I frequent horror sites, I belong to internet discussion groups, I sometimes go to the conventions, I’ve interviewed horror filmmakers for my blog, hell I’ve even worked on horror movie sets alongside the likes of Doug Bradley aka Pinhead from Hellraiser; and yet I still have trouble finding someone to watch a scary movie with.

Consider this an open letter to anyone who doesn’t pass over the horror genre as unoriginal or hold contempt for a bad flick every now and then. This is a classified ad for anyone who has seen every installment in the Halloween franchise and knows Rob Zombie’s reboots were plainly bad.

If you like gore, mutilations, cuss words, things that go bump in the night, people in masks, ghosts, demons, witches, shaky cam found footage, chainsaws, killer klowns from outer space, and the occasional naked lady then I’d like to talk with you. Let’s watch a movie together.

“BE MY FRIEND!”

If Writing is Rewriting then I’m finally a Writer

I’ve always been a tad perplexed by the age old writing advice that “writing is rewriting.” “No great writer ever penned a masterpiece in his rough draft,” writing experts would say. This may be soothing advice for the many times I’ve completed a screenplay and while beaming with pride, I’d suddenly have my dreams of Hollywood schmoozing and houses in the hills ripped away when I read what I’d written and realized it was mostly just a heap of (insert whatever foul smelling waste you can think of here).

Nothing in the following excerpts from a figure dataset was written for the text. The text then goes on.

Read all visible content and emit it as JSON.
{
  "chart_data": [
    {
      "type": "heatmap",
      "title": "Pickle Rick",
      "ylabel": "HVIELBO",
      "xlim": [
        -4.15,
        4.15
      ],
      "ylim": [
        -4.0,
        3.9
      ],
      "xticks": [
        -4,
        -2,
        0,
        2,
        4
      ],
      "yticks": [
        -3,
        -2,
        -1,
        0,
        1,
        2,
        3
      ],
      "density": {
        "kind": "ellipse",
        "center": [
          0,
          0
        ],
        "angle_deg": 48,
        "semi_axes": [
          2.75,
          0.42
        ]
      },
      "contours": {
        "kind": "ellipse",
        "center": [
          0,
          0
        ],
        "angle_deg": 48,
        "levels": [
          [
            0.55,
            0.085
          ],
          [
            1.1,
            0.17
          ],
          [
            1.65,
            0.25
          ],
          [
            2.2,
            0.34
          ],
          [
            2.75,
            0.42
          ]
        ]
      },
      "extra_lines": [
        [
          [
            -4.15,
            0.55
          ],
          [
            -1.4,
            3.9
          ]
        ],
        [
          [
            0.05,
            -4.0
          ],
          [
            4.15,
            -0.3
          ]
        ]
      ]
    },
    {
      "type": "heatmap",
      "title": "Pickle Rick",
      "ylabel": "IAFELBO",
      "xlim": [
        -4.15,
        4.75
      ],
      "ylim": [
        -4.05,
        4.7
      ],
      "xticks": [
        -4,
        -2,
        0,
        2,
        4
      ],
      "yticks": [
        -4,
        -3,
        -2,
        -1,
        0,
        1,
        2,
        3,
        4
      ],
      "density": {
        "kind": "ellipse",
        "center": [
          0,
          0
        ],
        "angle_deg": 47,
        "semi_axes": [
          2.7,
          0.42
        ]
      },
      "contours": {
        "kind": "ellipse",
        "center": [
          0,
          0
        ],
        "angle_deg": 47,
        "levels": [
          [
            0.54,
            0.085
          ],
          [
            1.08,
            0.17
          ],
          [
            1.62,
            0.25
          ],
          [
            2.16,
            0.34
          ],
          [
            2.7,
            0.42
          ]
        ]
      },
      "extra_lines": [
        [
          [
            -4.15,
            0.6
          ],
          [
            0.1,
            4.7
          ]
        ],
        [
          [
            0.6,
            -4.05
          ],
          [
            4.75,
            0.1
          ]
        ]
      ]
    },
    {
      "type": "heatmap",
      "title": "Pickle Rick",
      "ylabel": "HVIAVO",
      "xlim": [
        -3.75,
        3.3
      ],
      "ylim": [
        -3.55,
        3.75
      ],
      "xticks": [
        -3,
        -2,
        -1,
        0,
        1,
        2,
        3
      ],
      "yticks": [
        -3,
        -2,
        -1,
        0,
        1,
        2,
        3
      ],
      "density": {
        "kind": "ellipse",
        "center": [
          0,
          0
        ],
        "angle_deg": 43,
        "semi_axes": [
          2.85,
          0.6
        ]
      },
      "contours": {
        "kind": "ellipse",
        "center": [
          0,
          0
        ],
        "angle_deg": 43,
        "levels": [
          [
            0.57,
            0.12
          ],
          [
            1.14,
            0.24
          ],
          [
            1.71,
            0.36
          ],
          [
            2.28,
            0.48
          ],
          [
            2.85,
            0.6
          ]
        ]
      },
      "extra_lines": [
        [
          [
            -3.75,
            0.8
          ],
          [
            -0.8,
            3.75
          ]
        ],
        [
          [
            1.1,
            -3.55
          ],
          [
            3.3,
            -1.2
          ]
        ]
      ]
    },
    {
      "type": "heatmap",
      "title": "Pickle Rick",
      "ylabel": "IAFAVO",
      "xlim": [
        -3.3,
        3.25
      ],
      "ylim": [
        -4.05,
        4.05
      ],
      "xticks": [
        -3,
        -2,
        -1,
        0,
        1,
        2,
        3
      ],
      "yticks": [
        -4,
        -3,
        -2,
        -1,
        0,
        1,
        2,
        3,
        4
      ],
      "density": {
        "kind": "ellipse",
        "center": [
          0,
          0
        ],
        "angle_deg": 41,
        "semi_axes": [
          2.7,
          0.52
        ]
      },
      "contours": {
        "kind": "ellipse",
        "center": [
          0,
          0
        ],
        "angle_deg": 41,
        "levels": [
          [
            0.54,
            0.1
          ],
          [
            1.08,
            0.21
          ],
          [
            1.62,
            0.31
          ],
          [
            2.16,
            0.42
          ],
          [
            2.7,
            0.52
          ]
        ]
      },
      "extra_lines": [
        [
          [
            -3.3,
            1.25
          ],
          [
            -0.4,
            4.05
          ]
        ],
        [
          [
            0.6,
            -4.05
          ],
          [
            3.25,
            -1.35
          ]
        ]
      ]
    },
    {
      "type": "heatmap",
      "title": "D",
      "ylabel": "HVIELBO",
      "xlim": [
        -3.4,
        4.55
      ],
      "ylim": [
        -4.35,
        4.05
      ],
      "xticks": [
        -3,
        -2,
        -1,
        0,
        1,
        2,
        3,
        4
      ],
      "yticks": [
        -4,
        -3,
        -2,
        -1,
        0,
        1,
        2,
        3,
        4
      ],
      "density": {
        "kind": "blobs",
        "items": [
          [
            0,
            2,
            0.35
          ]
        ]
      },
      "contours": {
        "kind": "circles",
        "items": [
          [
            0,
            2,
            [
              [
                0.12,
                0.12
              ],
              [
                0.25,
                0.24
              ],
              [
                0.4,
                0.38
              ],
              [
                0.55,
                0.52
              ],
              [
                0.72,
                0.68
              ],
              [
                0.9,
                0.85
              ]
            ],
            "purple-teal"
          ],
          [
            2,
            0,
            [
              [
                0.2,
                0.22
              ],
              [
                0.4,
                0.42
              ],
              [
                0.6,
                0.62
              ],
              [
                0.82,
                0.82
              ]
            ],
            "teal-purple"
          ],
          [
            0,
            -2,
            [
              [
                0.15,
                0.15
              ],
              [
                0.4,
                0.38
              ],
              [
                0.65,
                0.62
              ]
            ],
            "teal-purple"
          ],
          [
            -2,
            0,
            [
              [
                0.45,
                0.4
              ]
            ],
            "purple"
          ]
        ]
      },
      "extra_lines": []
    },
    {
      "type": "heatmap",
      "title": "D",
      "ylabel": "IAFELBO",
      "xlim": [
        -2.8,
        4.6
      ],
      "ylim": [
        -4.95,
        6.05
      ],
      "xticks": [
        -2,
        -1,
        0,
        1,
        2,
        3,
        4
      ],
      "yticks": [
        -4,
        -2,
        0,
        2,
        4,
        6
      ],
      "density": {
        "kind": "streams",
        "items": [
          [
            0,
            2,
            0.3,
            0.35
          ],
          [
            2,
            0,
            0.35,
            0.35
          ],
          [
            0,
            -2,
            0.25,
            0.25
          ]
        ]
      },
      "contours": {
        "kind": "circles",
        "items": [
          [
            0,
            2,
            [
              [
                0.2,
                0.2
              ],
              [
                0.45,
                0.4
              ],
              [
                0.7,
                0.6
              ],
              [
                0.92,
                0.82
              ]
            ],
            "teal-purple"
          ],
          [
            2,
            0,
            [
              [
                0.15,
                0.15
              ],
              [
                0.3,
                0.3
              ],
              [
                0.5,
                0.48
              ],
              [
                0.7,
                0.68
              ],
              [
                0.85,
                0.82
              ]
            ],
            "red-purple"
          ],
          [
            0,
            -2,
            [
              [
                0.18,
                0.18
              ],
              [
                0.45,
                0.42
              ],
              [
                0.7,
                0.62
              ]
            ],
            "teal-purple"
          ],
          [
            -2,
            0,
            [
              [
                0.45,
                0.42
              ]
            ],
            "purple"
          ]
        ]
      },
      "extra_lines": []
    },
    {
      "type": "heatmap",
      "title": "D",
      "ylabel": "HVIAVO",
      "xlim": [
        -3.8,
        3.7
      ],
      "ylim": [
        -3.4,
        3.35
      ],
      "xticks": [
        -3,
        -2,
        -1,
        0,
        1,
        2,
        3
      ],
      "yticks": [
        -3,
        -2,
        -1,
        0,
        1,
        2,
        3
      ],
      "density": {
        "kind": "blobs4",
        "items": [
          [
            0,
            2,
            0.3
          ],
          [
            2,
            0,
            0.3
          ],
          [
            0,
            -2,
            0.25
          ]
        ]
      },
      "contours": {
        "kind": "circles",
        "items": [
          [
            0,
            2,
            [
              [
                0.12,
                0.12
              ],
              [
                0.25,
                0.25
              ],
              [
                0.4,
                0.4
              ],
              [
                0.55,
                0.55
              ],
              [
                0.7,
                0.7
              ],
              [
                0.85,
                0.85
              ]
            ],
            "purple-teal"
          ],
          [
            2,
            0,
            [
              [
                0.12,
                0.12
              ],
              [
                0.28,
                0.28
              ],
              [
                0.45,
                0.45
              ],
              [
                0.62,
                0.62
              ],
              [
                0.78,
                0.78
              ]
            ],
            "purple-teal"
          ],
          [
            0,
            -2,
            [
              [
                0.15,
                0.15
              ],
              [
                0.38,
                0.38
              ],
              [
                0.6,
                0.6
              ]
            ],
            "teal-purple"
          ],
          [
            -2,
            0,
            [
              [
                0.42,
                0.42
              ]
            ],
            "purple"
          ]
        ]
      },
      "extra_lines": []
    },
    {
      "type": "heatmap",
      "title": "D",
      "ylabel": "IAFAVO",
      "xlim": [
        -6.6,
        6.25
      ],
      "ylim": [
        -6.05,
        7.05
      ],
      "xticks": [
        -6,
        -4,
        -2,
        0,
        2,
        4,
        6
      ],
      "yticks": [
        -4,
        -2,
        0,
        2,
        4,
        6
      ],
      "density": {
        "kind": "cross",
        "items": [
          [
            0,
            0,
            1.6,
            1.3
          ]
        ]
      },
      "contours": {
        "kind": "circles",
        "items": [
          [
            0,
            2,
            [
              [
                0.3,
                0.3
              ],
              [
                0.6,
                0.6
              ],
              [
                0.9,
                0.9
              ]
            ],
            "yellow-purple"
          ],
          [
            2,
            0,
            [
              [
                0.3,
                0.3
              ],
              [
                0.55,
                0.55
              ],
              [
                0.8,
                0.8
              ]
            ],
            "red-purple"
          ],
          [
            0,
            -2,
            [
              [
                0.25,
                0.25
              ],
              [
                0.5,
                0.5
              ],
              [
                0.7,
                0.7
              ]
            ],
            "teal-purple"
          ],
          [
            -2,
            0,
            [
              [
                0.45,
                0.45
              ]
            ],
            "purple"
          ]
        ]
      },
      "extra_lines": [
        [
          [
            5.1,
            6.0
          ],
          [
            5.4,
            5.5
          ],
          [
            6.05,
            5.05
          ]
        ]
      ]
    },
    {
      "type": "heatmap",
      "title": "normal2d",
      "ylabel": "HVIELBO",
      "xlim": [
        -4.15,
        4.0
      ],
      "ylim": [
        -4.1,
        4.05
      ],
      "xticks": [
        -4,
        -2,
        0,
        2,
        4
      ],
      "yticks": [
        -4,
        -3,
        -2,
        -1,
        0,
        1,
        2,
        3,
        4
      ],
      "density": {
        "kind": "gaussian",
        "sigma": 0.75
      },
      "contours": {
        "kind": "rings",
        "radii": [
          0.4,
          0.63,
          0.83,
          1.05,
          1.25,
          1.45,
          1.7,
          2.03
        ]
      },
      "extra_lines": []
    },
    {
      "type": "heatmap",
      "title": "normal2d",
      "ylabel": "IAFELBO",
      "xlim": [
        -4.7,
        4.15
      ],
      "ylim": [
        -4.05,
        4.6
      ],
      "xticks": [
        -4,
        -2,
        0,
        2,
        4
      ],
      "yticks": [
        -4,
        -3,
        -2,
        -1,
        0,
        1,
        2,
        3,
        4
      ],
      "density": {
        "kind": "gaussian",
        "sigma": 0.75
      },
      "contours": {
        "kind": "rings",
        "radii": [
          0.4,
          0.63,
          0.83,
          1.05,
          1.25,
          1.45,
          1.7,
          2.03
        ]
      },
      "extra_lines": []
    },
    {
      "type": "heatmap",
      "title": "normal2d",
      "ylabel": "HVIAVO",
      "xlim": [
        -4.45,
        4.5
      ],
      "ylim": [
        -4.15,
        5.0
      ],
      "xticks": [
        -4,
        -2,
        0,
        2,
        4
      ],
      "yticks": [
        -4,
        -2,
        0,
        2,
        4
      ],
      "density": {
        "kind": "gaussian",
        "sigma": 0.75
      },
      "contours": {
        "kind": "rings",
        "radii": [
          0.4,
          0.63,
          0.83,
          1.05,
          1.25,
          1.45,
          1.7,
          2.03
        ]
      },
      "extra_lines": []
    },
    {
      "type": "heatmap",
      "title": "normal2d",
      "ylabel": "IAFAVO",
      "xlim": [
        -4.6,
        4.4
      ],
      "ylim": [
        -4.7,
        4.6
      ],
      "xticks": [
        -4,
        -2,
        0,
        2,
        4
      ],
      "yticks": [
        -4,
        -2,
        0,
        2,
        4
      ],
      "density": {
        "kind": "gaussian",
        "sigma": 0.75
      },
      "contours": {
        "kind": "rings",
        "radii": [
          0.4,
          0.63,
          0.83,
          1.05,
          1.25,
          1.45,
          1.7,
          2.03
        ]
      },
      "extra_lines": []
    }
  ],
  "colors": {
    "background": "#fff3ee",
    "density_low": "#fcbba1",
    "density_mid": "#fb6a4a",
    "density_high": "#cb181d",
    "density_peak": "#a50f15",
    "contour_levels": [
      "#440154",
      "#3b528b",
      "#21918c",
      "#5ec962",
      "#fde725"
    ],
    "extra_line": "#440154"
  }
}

Although I was comforted in those lonely, depressing moments of supposed personal failure by the idea that I could always rewrite, fix the problem; the fact is that my track record shows I rarely get passed the thrill of writing a first draft, meeting the characters and learning their ways, and onto the hair-pulling, eye-gouging editing process that is required to polish a story into something worth selling.

Until now…

Friends, family, peers, fellow writers, and Hollywood execs everywhere, I’m proud to inform you that I have a rewritten feature-length screenplay on my hands. This one is different from the other attempted rewrites I’ve done in the past. This time I actually fixed what I set out to revise, added scenes where I deemed necessary, and molded existing pages into well-crafted works.

“How the hell did you do that, Greg Probst?” you might be screaming at your computer but probably not since you may not have any clue who I am. (I’m the author of this blog.)

But I’ll tell you anyway; this monumental milestone in my writing career comes after months of going back to the basics. I’d studied and read about how to plan, write, and format a screenplay for years when I was a teenager and realized I wanted to write movies. Since then I considered myself an old pro, writing away and leaving hard drives and floppy discs (yes I used those religiously when I first started writing and well after they went technologically extinct) full of over a hundred or more aborted screenplays; some with 5-10 pages, some with 30-60, others well exceeding the 120-page feature limit, all needing additional work that would never come.

So I analyzed my writing methods and even picked up the very first book I read as a 13-year-old lad to get started, Skip Press’ The Complete Idiot’s Guide to Screenwriting. I reread sections on outlining before writing, keeping a writing schedule, and tips on rewriting. So I started keeping a writing schedule and zeroed in on a few top scripts that needed work or finishing.

As of today I have one feature nearing completion and another that is successfully rewritten and being looked over for polishing. It feels like I’m a real live writer.

So what’s next for old Greg “The Writer” Probst? Probably years and years of writing and mastering the craft with hopefully some success in between.